Carlos Zamudio Sosa Claims Manager, México Claims and Risk Management czamudio@mexicoclaims.com
¿Podrían los diferentes tipos de conflictos de seguros analizarse bajo la teoría de juegos? Imagina una situación de conflicto muy conocida: dos personas son arrestadas y a cada una se le ofrece una condena de solo un año si delata a la otra y si el cómplice no la delata a ella, en cuyo caso quien no confiesa recibe una sentencia de diez años, pero si ambas delatan las dos recibirán siete años de cárcel y si ninguna lo hace la pena será de tres años. Para quienes gestionamos riesgos es claro que, bajo este escenario, la cooperación entre los prisioneros reduce su exposición mutua, lo cual no sucederá si una de las dos partes presume que la otra no cooperará (delatará) y la colocará así en minusvalía en la negociación.
Si las aseguradoras fueran vistas como una parte en un juego de competencia, donde ante un conflicto deciden si deben cooperar o no, podríamos encontrarnos una relación no cooperativa con sus asegurados si esta les garantiza sostener u optimizar sus resultados. Como las aseguradoras se organizan para obtener un beneficio económico, lo cual es lícito y deseable para que sus accionistas continúen organizándose y compitiendo por los clientes, cabe la posibilidad de que gerencien sus negociaciones bajo el principio de no cooperación.

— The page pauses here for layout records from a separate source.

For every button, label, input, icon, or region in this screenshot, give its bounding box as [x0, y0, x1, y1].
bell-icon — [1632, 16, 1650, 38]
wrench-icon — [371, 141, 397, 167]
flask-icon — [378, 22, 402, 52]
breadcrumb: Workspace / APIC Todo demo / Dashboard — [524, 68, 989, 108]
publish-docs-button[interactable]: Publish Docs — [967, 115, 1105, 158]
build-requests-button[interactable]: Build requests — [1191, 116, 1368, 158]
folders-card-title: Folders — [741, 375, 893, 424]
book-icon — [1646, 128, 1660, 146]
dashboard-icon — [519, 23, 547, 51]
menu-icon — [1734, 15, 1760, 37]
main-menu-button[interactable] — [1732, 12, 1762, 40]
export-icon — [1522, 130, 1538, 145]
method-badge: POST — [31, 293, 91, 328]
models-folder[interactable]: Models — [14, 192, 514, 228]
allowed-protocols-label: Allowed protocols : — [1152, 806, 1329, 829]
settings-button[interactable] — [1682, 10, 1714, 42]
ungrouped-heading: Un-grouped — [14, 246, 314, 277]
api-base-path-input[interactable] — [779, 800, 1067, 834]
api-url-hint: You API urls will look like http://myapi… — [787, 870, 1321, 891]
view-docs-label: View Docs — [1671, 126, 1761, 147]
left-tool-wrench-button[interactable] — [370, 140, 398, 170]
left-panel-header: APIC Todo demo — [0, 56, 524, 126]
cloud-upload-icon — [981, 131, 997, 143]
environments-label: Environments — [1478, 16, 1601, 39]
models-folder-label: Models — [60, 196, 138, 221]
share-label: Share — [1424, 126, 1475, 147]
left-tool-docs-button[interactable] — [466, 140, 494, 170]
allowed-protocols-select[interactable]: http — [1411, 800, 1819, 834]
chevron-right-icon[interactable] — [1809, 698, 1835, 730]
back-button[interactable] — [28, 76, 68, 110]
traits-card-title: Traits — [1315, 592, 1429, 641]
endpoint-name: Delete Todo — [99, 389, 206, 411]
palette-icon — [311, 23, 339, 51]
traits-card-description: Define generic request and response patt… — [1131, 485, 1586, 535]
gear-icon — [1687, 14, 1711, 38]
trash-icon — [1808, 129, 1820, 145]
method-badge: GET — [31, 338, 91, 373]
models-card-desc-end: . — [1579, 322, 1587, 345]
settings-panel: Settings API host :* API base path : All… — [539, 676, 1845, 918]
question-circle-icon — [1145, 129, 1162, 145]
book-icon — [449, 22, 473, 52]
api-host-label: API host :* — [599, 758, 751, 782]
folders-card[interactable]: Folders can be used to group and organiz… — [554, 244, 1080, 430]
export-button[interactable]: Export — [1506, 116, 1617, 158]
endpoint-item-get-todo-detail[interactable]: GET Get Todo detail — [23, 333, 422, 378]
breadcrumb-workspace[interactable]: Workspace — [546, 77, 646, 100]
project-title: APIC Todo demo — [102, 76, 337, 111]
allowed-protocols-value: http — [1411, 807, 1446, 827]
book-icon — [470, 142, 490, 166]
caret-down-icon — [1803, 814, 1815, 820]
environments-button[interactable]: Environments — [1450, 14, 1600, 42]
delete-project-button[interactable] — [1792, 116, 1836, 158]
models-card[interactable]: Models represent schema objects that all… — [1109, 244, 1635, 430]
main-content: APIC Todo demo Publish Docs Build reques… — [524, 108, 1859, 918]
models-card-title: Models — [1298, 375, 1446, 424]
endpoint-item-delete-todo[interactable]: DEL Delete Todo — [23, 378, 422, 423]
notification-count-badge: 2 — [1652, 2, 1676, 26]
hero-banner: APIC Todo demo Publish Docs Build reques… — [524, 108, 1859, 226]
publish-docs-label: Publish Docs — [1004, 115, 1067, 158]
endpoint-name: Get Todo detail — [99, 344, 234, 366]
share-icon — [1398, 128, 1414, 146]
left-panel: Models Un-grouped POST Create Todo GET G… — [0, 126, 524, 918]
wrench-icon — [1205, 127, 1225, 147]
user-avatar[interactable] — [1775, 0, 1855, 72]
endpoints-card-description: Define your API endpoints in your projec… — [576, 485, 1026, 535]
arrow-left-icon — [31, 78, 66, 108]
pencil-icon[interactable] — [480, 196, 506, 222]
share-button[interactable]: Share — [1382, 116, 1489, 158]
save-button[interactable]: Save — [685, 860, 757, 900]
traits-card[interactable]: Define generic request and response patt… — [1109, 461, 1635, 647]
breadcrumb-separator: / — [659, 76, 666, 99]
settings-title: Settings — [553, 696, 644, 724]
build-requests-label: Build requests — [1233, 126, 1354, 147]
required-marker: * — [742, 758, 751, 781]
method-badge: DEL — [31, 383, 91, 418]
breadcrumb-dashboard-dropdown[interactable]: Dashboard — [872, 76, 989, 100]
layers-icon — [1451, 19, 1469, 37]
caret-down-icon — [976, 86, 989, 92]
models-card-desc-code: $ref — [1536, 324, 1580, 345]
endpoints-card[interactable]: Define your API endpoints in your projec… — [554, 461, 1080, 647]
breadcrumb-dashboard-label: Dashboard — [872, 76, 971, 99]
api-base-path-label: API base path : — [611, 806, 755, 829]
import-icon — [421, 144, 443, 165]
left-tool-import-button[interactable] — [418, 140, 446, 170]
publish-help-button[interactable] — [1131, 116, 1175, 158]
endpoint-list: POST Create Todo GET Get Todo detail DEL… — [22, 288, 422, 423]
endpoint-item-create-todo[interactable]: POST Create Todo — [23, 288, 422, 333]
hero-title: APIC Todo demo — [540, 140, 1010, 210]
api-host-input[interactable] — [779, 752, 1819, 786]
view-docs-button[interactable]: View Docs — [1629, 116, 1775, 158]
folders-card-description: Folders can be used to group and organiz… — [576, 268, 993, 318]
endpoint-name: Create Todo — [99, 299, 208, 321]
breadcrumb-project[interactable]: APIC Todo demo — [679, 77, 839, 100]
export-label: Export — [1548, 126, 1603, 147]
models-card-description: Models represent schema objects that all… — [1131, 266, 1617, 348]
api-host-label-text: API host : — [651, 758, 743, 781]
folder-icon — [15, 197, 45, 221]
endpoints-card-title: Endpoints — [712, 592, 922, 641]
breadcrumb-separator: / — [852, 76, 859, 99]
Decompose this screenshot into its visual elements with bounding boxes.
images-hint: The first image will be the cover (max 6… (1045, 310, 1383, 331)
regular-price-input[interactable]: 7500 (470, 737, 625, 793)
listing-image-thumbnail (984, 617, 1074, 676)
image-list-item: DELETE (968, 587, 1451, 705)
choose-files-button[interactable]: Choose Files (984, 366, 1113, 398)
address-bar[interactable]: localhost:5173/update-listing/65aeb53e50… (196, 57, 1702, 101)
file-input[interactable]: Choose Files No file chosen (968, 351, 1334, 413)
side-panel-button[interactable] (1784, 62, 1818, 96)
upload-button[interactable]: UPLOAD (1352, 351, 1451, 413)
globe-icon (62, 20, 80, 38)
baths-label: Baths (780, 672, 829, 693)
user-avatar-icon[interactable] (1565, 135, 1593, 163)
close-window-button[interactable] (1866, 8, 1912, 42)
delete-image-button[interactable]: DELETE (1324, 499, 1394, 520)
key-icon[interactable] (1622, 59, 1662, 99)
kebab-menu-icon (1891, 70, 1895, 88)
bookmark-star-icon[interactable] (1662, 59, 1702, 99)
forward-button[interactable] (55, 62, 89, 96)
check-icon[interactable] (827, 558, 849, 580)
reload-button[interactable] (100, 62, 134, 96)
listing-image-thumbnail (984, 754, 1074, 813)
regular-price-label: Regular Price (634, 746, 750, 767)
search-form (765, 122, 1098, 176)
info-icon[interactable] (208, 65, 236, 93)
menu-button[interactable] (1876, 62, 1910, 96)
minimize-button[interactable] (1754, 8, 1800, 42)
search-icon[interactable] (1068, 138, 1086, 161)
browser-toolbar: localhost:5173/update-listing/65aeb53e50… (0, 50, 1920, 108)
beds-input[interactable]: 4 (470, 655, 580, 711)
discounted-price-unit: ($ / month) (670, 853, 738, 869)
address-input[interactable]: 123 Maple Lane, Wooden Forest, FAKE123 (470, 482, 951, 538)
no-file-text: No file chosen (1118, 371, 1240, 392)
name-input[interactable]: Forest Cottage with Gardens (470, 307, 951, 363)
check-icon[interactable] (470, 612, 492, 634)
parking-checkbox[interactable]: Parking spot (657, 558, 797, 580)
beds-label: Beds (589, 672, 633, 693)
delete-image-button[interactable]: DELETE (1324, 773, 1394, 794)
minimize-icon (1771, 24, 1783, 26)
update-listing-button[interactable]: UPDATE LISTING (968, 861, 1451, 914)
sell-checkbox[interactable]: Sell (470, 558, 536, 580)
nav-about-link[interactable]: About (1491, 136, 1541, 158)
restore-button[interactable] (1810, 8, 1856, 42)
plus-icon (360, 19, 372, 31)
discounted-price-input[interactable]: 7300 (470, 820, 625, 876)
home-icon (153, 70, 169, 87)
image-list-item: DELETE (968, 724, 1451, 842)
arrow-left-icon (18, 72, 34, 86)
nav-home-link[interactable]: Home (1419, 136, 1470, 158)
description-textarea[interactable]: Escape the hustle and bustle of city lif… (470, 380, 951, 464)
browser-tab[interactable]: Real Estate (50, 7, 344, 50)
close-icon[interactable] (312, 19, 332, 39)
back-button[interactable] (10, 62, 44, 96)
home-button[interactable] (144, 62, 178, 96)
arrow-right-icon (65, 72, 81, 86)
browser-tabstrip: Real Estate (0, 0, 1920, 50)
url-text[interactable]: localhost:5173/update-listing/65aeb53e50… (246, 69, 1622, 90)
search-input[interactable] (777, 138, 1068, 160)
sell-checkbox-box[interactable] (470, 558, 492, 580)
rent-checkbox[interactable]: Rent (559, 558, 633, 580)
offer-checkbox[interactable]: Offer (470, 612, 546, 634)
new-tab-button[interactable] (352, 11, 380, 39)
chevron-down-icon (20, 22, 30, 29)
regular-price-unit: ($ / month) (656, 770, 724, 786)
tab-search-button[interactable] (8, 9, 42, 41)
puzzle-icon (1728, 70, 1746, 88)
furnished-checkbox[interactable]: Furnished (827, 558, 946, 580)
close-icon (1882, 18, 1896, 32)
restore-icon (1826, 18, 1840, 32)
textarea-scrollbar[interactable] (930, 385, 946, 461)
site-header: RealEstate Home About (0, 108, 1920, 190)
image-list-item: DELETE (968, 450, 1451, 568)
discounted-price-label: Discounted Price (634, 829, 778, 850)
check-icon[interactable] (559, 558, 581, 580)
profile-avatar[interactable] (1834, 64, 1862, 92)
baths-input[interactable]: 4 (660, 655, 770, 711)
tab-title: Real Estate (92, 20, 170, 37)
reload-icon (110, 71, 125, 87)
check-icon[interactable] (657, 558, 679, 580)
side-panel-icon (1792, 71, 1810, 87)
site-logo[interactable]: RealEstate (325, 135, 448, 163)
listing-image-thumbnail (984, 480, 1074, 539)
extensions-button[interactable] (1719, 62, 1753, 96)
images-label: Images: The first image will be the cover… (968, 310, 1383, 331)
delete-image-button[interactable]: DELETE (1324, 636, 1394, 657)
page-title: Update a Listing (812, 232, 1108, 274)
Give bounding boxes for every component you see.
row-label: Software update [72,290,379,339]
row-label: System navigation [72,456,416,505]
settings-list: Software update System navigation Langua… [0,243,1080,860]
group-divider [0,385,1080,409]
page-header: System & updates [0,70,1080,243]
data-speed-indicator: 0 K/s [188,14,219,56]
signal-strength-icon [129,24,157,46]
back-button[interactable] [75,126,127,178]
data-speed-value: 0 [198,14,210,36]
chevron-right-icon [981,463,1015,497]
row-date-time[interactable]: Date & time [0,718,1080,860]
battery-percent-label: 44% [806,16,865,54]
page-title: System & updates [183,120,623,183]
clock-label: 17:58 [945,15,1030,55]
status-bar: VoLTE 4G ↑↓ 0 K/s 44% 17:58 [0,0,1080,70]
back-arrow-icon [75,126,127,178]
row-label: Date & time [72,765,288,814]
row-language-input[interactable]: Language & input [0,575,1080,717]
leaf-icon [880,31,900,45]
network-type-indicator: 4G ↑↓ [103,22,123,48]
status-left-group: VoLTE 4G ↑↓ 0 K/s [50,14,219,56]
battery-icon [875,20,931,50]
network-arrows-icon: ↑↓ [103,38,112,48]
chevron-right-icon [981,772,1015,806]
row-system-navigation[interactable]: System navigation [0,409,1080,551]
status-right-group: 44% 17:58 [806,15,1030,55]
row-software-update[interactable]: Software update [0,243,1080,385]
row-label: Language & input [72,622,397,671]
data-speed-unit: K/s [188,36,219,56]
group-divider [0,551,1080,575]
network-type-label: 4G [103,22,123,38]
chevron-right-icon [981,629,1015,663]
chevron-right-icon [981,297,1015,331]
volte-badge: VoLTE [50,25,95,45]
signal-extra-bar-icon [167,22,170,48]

En el medio de seguros habrá quienes objetivamente sostengan que no es posible aplicar reglas de este tipo a un consorcio de participación mutual y azarosa, donde los resultados del juego no están previstos en el deseo de participar o no, sino en reglas y principios definidos, pero los clausulados son predispuestos por la aseguradora, la cual los puede analizar con imparcialidad o aprovechar, eligiendo no cooperar al ser a la vez jugador y juez de la partida. Ante estos escenarios donde la aseguradora dirime en contra de sus asegurados, los terceros y los causahabientes, quienes participan con asimetría porque su peso específico es menor al ser simple adherentes, daríamos como premisa válida que, bajo la teoría de los conflictos, la función colaborativa carece de sentido ante posturas “agresivas” cuando una de las partes es dominante, pues a esta le beneficia más la no colaboración. En otras palabras, en un conflicto donde la ganancia de uno es la pérdida del otro la parte fuerte no necesita brindar concesiones. Un conflicto en seguros de “suma cero” consiste en que ambas partes “jueguen” en equidad y concuerden que “ganan puntos” si ambas cooperan entre sí, respetando el principio basal de que la transferencia de riesgos en el seguro no se trata de dar concesiones solo si se obtienen beneficios superlativos, sino de respetar los principios y de, ante la duda, conceder a la parte débil en modo cooperativo el mejor derecho.
En controversias litigiosas, algunas aseguradoras esperan varios años, hasta que el caso debe resolverse por los tribunales colegiados o la Suprema Corte y hasta que probablemente han atisbado un fallo no favorable, para intentar negociar con denuedo. Las más recientes resoluciones de las que hoy se duele el sector asegurador son “pro asegurado” y llegan tras un proceso no colaborativo que se puede explicar con la teoría de juegos, pues algunas aseguradoras resuelven reclamaciones con criterios de ventaja, como pagos insuficientes, requerimientos fuera de lugar o rechazos indebidos, los cuales traen consecuencias indeseables que habrían evitado si se hubieran apegado a los principios indemnizatorios, aunque se interpretasen como una concesión, dando lugar a beneficios para todos.